NEW YORK—Small business lending approval rates at credit unions improved slightly in February, according to the Biz2Credit Small Business Lending Index.
However, despite the increase, credit unions are still losing market share to big banks and institutional lenders.
Lending approval rates at big banks have increased in 10 out of the last 11 months, according to the Index, a monthly analysis of 1,000 loan applications on Biz2Credit.com.
Credit unions granted 43.3% of loan applications in January, a slight increase from the record low approval rate of 43.2% in January 2015. “Credit unions are still struggling to increase their presence in the small business finance marketplace,” reported Biz2Credit.
Big banks ($10 billion-plus in assets) approved 21.5% of small business loan requests in February 2015, up from 21.3% in January, and are up 12.5% year over year.
“Big banks are starting to grant more conventional loans. This allows them to keep fixed loan expenses down compared to SBA-backed loans, which are not primarily being done at smaller banks,” explained Biz2Credit CEO Rohit Arora, who oversaw the research. “The investment in digitization at big banks has helped expedite the small business loan approval process.”
Meanwhile, institutional lenders granted 60.7% of funding requests by small business owners in February, an increase from 60.5% in January 2015. Approval rates by institutional lenders have increased each month since Biz2Credit began monitoring this category of lenders one year ago.
“Institutional lenders are willing to offer more loans that are financially appealing to small business owners,” Arora said. “The high approval rate in this category of lenders is a reflection of their strong investment in technology advancements, which enables them to quickly assess the risk of default. Thus, they are incredibly efficient; only a miniscule 0.77% of loans made by institutional lenders on our platform have defaulted."
For the fourth consecutive month, small banks denied more than half of their loan requests to small business owners, as lending approval rates at small banks remained stagnant at 49.6% in February. After reaching an all-time Index high in May 2014, lending approval rates at small banks have gradually declined.
"Smaller banks are better at offering SBA loans, but those loans take time to process. Creditworthy customers who seek quick funding are turning to other types of funding that take less time to process," said Arora. "This leaves smaller banks with less attractive borrowers than they had a year ago and explains why approval percentages are dropping."

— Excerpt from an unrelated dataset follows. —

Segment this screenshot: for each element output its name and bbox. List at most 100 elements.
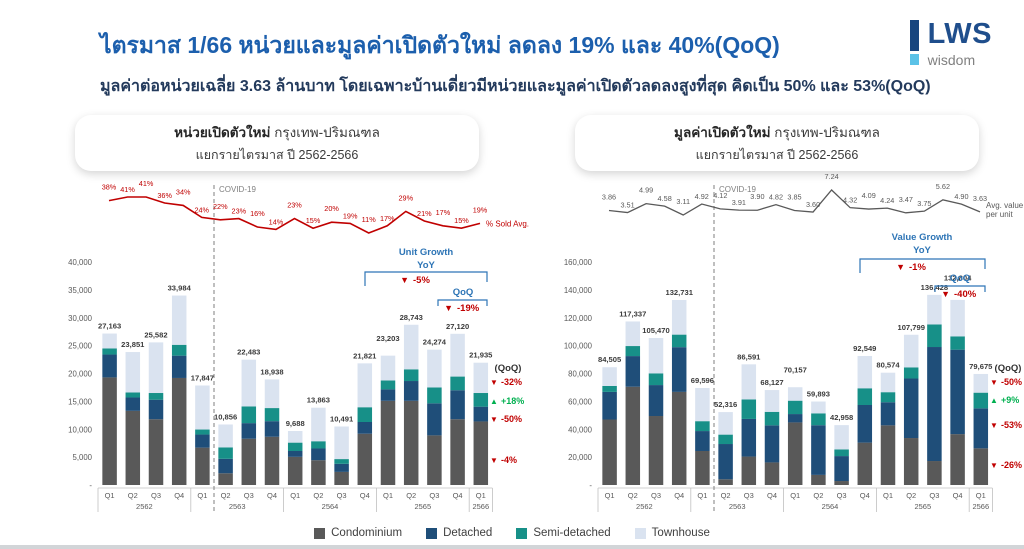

Approval rates at alternative lenders—merchant cash advance companies, factors, and other non-bank institutions—dropped for the 13th consecutive month to 61.4% in February, from 61.6% in January. Their drop has coincided with the emergence of institutional lenders.
"Alternative lenders have been impacted most by the emergence of institutional players. As the economy continues to improve, small businesses with good credit standing don't have to borrow money at high interest rates often associated with alternative lenders," Arora explained. "Small business owners were often obligated to pay high interest rates during the 'credit crunch' when they were desperate for money. However, this is no longer the case."